China Seminar | 14 March 1991

China in Light of Recent Development in the USSR and Eastern Europe

Frank Tang Frank Tang

Frank Tang, visiting professor in the Dept. of American Studies at the University of Hawai‘i, majored in international relations at the U. of Southern California. After graduating as an honor student he went to China in 1948 to do research in Chinese political science and international relations at Yenching University in Beijing. He witnessed the downfall of the Nationalist government and the setting up of the People’s Republic in 1949 and later decided to make his life work in China, where he resided over 40 years, experiencing all the major ups and downs of the P.R.C. as a Chinese professor.

Frank Tang founded the American Studies Program at the Beijing Foreign Studies University and was its director until he resigned in the summer of 1989 in protest over the Tiananmen massacre.

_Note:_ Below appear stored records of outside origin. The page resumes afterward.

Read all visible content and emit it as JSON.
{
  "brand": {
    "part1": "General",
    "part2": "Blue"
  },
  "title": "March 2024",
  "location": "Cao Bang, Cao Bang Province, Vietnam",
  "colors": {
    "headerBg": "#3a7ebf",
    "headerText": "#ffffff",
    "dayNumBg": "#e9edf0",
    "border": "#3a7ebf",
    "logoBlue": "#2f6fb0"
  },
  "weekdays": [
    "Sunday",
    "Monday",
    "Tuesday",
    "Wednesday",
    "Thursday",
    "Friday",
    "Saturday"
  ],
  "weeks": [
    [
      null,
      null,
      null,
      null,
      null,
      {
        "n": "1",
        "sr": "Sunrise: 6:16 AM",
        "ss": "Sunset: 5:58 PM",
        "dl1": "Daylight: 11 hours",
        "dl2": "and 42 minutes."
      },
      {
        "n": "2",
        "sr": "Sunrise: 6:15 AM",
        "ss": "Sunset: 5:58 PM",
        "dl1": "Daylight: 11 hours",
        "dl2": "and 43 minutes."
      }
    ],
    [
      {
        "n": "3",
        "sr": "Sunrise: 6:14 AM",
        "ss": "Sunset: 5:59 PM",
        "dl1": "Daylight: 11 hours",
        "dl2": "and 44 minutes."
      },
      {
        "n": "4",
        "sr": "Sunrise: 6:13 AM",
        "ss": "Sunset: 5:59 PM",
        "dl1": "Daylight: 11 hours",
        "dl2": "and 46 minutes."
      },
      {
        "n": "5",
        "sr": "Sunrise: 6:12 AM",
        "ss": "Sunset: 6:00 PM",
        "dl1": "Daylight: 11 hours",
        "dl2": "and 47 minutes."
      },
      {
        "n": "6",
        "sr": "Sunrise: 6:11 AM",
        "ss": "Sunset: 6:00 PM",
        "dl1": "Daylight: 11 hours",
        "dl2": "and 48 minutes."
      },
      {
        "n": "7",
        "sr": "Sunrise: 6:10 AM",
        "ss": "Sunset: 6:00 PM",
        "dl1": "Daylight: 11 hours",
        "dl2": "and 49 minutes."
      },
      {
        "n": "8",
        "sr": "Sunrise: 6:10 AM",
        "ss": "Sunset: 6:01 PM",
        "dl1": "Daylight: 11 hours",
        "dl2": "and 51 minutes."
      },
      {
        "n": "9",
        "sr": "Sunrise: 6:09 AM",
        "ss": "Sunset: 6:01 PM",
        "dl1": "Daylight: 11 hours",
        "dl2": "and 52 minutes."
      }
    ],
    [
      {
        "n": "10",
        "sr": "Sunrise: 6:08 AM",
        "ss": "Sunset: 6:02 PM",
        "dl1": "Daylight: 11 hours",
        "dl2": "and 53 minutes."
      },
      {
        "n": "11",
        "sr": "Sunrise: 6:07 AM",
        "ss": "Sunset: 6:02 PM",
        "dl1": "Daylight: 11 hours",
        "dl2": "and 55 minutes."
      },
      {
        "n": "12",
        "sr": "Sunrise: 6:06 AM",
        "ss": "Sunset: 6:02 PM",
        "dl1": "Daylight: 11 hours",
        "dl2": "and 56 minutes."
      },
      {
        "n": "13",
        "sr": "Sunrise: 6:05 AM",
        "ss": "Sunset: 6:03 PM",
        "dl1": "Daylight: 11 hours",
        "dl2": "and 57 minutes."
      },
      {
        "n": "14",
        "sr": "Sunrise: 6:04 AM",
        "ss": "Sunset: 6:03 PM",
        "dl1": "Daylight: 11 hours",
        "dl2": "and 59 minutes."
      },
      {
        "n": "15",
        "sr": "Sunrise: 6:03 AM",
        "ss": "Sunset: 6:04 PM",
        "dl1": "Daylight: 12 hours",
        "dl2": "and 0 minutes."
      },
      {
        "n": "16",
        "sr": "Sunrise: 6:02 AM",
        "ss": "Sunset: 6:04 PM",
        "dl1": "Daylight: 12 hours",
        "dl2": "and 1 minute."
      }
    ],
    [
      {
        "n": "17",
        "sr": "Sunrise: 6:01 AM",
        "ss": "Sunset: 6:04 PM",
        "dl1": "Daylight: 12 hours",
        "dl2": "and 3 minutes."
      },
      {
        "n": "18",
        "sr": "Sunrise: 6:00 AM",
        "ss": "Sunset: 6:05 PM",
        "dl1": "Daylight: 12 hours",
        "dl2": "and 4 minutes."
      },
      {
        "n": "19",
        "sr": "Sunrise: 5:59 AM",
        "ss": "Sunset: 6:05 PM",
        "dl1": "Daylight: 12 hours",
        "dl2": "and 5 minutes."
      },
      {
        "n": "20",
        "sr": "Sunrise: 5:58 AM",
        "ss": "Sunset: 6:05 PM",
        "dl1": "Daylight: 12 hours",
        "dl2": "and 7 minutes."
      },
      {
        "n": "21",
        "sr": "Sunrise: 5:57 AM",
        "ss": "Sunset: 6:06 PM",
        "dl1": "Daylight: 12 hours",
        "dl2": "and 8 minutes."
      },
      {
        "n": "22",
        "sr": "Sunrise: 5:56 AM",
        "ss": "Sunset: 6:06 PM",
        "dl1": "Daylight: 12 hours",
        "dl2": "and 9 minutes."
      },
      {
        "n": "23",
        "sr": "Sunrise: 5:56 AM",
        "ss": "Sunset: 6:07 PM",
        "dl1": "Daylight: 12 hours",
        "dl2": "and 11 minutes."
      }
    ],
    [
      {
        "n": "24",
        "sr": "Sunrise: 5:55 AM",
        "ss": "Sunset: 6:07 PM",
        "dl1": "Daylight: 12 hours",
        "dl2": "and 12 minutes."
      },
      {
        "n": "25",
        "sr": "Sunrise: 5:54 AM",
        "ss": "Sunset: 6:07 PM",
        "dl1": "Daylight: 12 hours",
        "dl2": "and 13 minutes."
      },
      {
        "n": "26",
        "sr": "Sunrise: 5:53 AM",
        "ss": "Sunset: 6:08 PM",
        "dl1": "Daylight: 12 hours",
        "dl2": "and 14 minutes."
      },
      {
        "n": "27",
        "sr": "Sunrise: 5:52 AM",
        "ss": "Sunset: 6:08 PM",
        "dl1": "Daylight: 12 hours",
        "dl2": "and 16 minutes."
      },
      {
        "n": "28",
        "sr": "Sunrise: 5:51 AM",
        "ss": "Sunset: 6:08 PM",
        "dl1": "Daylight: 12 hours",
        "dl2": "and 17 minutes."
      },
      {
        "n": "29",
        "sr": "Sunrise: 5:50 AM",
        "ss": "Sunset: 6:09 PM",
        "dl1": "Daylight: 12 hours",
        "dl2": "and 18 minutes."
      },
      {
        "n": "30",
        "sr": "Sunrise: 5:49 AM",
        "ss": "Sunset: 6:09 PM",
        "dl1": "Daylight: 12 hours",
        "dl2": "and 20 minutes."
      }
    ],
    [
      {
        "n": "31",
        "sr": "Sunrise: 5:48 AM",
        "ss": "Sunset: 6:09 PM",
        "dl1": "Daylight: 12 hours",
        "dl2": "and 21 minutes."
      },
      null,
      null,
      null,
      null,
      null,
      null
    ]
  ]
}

After spending a semester teaching in the American Studies Department in Spring of 1990, Professor Tang returned to China for a few months and is now back as a visiting professor for the Spring 1991 semester.

Recent developments in the USSR and Eastern Europe have been closely monitored by Chinese authorities and intellectuals alike, resulting in certain changes in thinking and policy. This talk discusses some problems and issues: economic and political reforms, ethnic relations, religious freedom, social security and benefits.